Published:Thursday | December 13, 2012 | 12:00 AM

Teachers funded by state to study Spanish to teach in primary schools struggle to find jobs

Nadisha Hunter, Staff Reporter

MORE THAN 150 teachers who were trained to teach Spanish in primary schools are struggling to find employment as the Ministry of Education had failed to deliver on its promise to offer the subject at that level.

The training of the teachers to teach Spanish was funded through scholarships offered by the Ministry of Education.

The teachers were trained on the basis that they would serve for three years on bond in the public system, but five years after the scholarship started, the subject is yet to be included in the curriculum.

Of the 231 persons trained under the programme, only 76 of them have secured employment. But these persons are not specialising in Spanish.

"That, for me, is another misuse of funds," president of the Jamaica Teachers' Association (JTA), Clayton Hall, told The Gleaner. "Where we are located geographically, we are surrounded by millions of Spanish speakers and we continue to be in a monolinguistical frame of mind."

"We must now expose our children to a foreign language and it must be mandatory," Hall said.


The JTA president said his association would continue to lobby for the inclusion of Spanish as a curriculum item for primary schools.

"The situation highlights two significant problems. The first one is that we have trained these teachers, and after training them, we have not put policy in place to make use of the investment that we have put in the human capital," he said.

"Second, we have not facilitated the exposure of our children at the primary level to a second language and this must be addressed," he added.

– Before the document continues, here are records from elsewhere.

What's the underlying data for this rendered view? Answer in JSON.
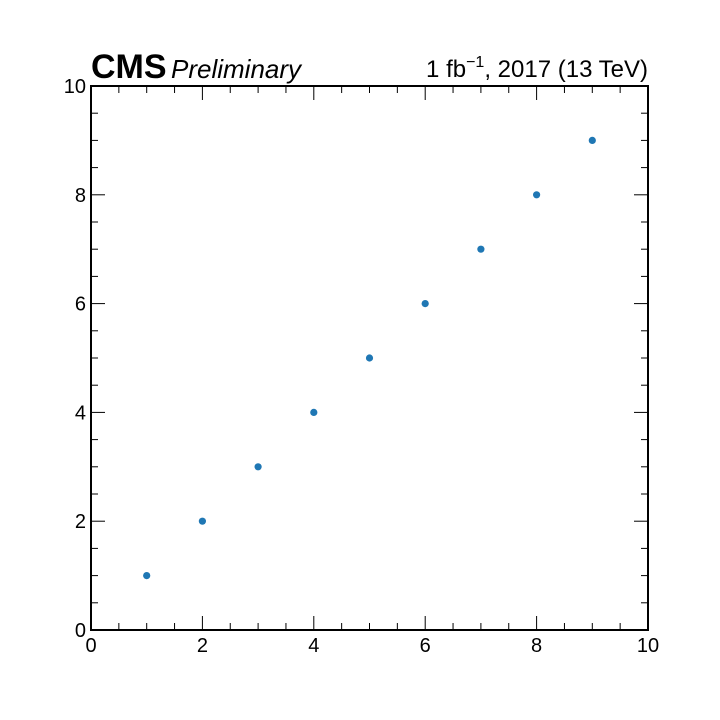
{
  "header": {
    "experiment": "CMS",
    "status": "Preliminary",
    "lumi_value": "1 fb",
    "lumi_exponent": "−1",
    "lumi_rest": ", 2017 (13 TeV)"
  },
  "chart_data": {
    "type": "scatter",
    "x": [
      1,
      2,
      3,
      4,
      5,
      6,
      7,
      8,
      9
    ],
    "y": [
      1,
      2,
      3,
      4,
      5,
      6,
      7,
      8,
      9
    ],
    "xlim": [
      0,
      10
    ],
    "ylim": [
      0,
      10
    ],
    "x_ticks": [
      "0",
      "2",
      "4",
      "6",
      "8",
      "10"
    ],
    "y_ticks": [
      "0",
      "2",
      "4",
      "6",
      "8",
      "10"
    ],
    "xlabel": "",
    "ylabel": "",
    "grid": false,
    "marker_color": "#1f77b4"
  }
}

Education Minister Ronald Thwaites told The Gleaner that the ministry is working to place the teachers in different programmes.

"Unfortunately, no positions were created in the primary schools to accommodate these teachers since that time. However, the ministry has been trying to place these teachers as vacancies become available," Thwaites said.

He added: "Over 50 of these teachers are employed in schools at the primary level but not in designated Spanish positions. They would, however, be able to utilise the training and infuse this in their general lessons."

He further stated that six of these teachers have been placed in designated Spanish positions since September and 20 have been placed in volunteer Jamaica Emergency Employment Programme projects since October.


Thwaites said efforts to find suitable positions for the others would continue, but he was unable to give a timeline for their employment.

Thwaites did not say why the Spanish programme was not implemented at the primary-school level.

Andrew Holness, under whose watch as education minister the programme started, said he is disappointed it appears to have hit a wall.

"Jamaica's economic future lies in broadening its trade orders with Latin America and that requires that we have an adequate supply of persons who are articulate in Spanish, if not minimally conversant," he said.

"Trade is built on top of cultural and social links as well as economic interest. To promote cultural and social link, we must be able, as a nation, to surmount the language barrier," Holness said.